Efficient numerical model for effective thermal conductivity of concrete with aggregates of different morphologies and imperfect interfaces

Abstract

The existing numerical model for predicting the effective coefficient of thermal conductivity (CTC) of concrete usually ignores its mesostructure such as the three dimensional (3D) irregular aggregate morphology, imperfect interface, phase in voids, and spatial distribution of aggregates. Meanwhile, most numerical models adopt the uniform temperature gradient in the homogenisation process, resulting in the larger model size required for convergence and lower post-processing efficiency. An algorithm to generate concrete with aggregates of different morphologies and imperfect interfaces was proposed. Subsequently, a simple method of imposing the periodic boundary conditions and an efficient post-processing method were proposed, thereby reducing the time consumption in the numerical homogenisation substantially.

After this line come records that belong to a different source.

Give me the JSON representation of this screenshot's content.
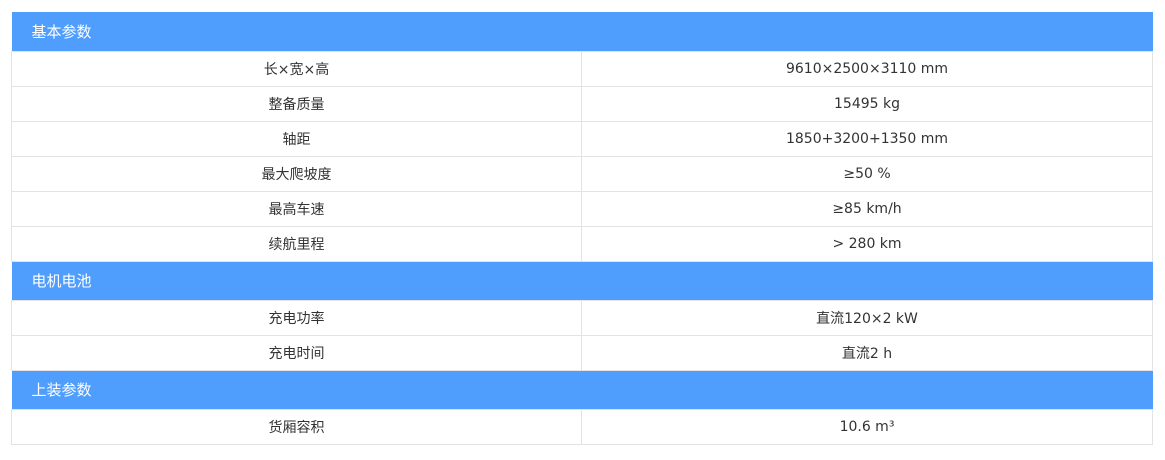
{
  "sections": [
    {
      "title": "基本参数",
      "rows": [
        {
          "label": "长×宽×高",
          "value": "9610×2500×3110 mm"
        },
        {
          "label": "整备质量",
          "value": "15495 kg"
        },
        {
          "label": "轴距",
          "value": "1850+3200+1350 mm"
        },
        {
          "label": "最大爬坡度",
          "value": "≥50 %"
        },
        {
          "label": "最高车速",
          "value": "≥85 km/h"
        },
        {
          "label": "续航里程",
          "value": "> 280 km"
        }
      ]
    },
    {
      "title": "电机电池",
      "rows": [
        {
          "label": "充电功率",
          "value": "直流120×2 kW"
        },
        {
          "label": "充电时间",
          "value": "直流2 h"
        }
      ]
    },
    {
      "title": "上装参数",
      "rows": [
        {
          "label": "货厢容积",
          "value": "10.6 m³"
        }
      ]
    }
  ],
  "colors": {
    "section_header_bg": "#4f9efe",
    "section_header_text": "#ffffff",
    "cell_border": "#e3e3e3",
    "cell_text": "#333333"
  }
}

In addition, based on the mesomechanical analytical model, DIGIMAT, and experimental data, the rationality of the proposed method and established models was validated, and the effect of the 3D mesostructure of concrete on its effective CTC was analysed. Results show that the concrete exhibits imperfect interfaces in its service life, especially in the dried working condition. The concrete gradation, phase in voids, and aggregate orientation have different degrees of influence on the effective CTC of concrete, and the effect of aggregate morphology can be ignored.